Vegan butcher Spahn in Frankfurt
Lobbyists in the meat industry don't want non-meat sausages, like the organic, vegan ones pictured here, to be called "sausage"Image: picture-alliance/dpa

Lobby power

But even though organic food and animal welfare lobbyists have tried for years to promote financial incentives and regulations for organics, progress has been limited.

That's because the huge majority of farmers remain invested in existing non-organic farming systems, whose lobbies have effectively opposed most proposed changes, Beck said.

Moreover, conventional farmers are afraid that if Germany toughened regulations, for example to require chicken and pig farmers to create more humane conditions for their animals, they'd be at a competitive disadvantage compared to producers in other countries.

That problem could be solved with import restrictions - but any restrictions would conflict with free trade agreements.
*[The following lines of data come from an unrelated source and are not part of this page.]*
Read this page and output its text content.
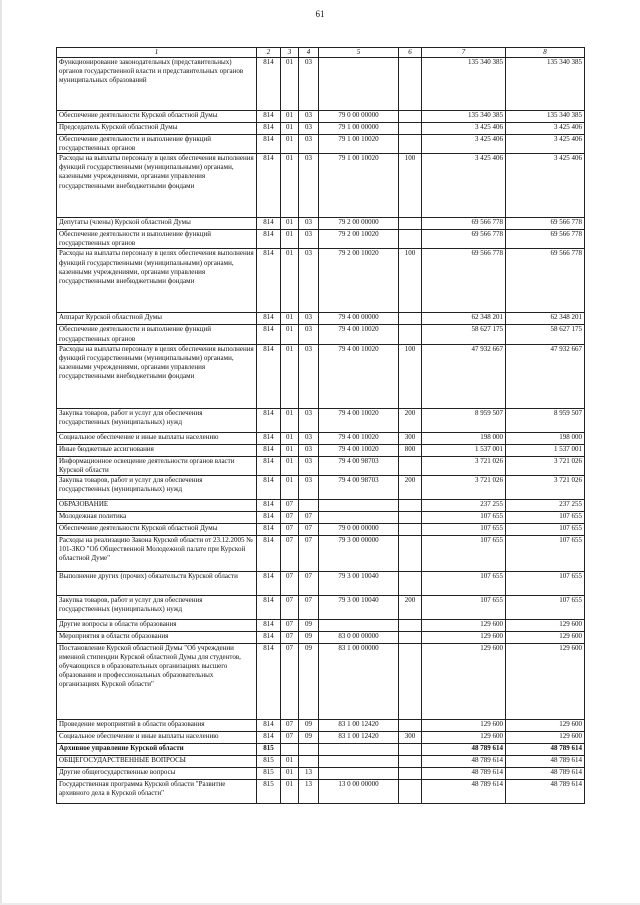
61
1	2	3	4	5	6	7	8
Функционирование законодательных (представительных) органов государственной власти и представительных органов муниципальных образований	814	01	03			135 340 385	135 340 385
Обеспечение деятельности Курской областной Думы	814	01	03	79 0 00 00000		135 340 385	135 340 385
Председатель Курской областной Думы	814	01	03	79 1 00 00000		3 425 406	3 425 406
Обеспечение деятельности и выполнение функций государственных органов	814	01	03	79 1 00 10020		3 425 406	3 425 406
Расходы на выплаты персоналу в целях обеспечения выполнения функций государственными (муниципальными) органами, казенными учреждениями, органами управления государственными внебюджетными фондами	814	01	03	79 1 00 10020	100	3 425 406	3 425 406
Депутаты (члены) Курской областной Думы	814	01	03	79 2 00 00000		69 566 778	69 566 778
Обеспечение деятельности и выполнение функций государственных органов	814	01	03	79 2 00 10020		69 566 778	69 566 778
Расходы на выплаты персоналу в целях обеспечения выполнения функций государственными (муниципальными) органами, казенными учреждениями, органами управления государственными внебюджетными фондами	814	01	03	79 2 00 10020	100	69 566 778	69 566 778
Аппарат Курской областной Думы	814	01	03	79 4 00 00000		62 348 201	62 348 201
Обеспечение деятельности и выполнение функций государственных органов	814	01	03	79 4 00 10020		58 627 175	58 627 175
Расходы на выплаты персоналу в целях обеспечения выполнения функций государственными (муниципальными) органами, казенными учреждениями, органами управления государственными внебюджетными фондами	814	01	03	79 4 00 10020	100	47 932 667	47 932 667
Закупка товаров, работ и услуг для обеспечения государственных (муниципальных) нужд	814	01	03	79 4 00 10020	200	8 959 507	8 959 507
Социальное обеспечение и иные выплаты населению	814	01	03	79 4 00 10020	300	198 000	198 000
Иные бюджетные ассигнования	814	01	03	79 4 00 10020	800	1 537 001	1 537 001
Информационное освещение деятельности органов власти Курской области	814	01	03	79 4 00 98703		3 721 026	3 721 026
Закупка товаров, работ и услуг для обеспечения государственных (муниципальных) нужд	814	01	03	79 4 00 98703	200	3 721 026	3 721 026
ОБРАЗОВАНИЕ	814	07				237 255	237 255
Молодежная политика	814	07	07			107 655	107 655
Обеспечение деятельности Курской областной Думы	814	07	07	79 0 00 00000		107 655	107 655
Расходы на реализацию Закона Курской области от 23.12.2005 № 101-ЗКО "Об Общественной Молодежной палате при Курской областной Думе"	814	07	07	79 3 00 00000		107 655	107 655
Выполнение других (прочих) обязательств Курской области	814	07	07	79 3 00 10040		107 655	107 655
Закупка товаров, работ и услуг для обеспечения государственных (муниципальных) нужд	814	07	07	79 3 00 10040	200	107 655	107 655
Другие вопросы в области образования	814	07	09			129 600	129 600
Мероприятия в области образования	814	07	09	83 0 00 00000		129 600	129 600
Постановление Курской областной Думы "Об учреждении именной стипендии Курской областной Думы для студентов, обучающихся в образовательных организациях высшего образования и профессиональных образовательных организациях Курской области"	814	07	09	83 1 00 00000		129 600	129 600
Проведение мероприятий в области образования	814	07	09	83 1 00 12420		129 600	129 600
Социальное обеспечение и иные выплаты населению	814	07	09	83 1 00 12420	300	129 600	129 600
Архивное управление Курской области	815					48 789 614	48 789 614
ОБЩЕГОСУДАРСТВЕННЫЕ ВОПРОСЫ	815	01				48 789 614	48 789 614
Другие общегосударственные вопросы	815	01	13			48 789 614	48 789 614
Государственная программа Курской области "Развитие архивного дела в Курской области"	815	01	13	13 0 00 00000		48 789 614	48 789 614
These, in turn, are based on an assumption that unhampered free trade is an inherently good thing.

Although this idea is shared by most European economists and policy-makers, it's controversial in other quarters, especially with regard to food supplies.  

A different labeling system could help too, according to Reuter.

"Really, in future we want to see a situation in which organic food is normal and unlabeled, whereas food produced with synthetic pesticides, herbicides and fertilizers, or with inhumane methods, would be labeled."

"'Conventional' bananas would be labeled 'pesticide bananas,' and organic bananas would just be ... bananas."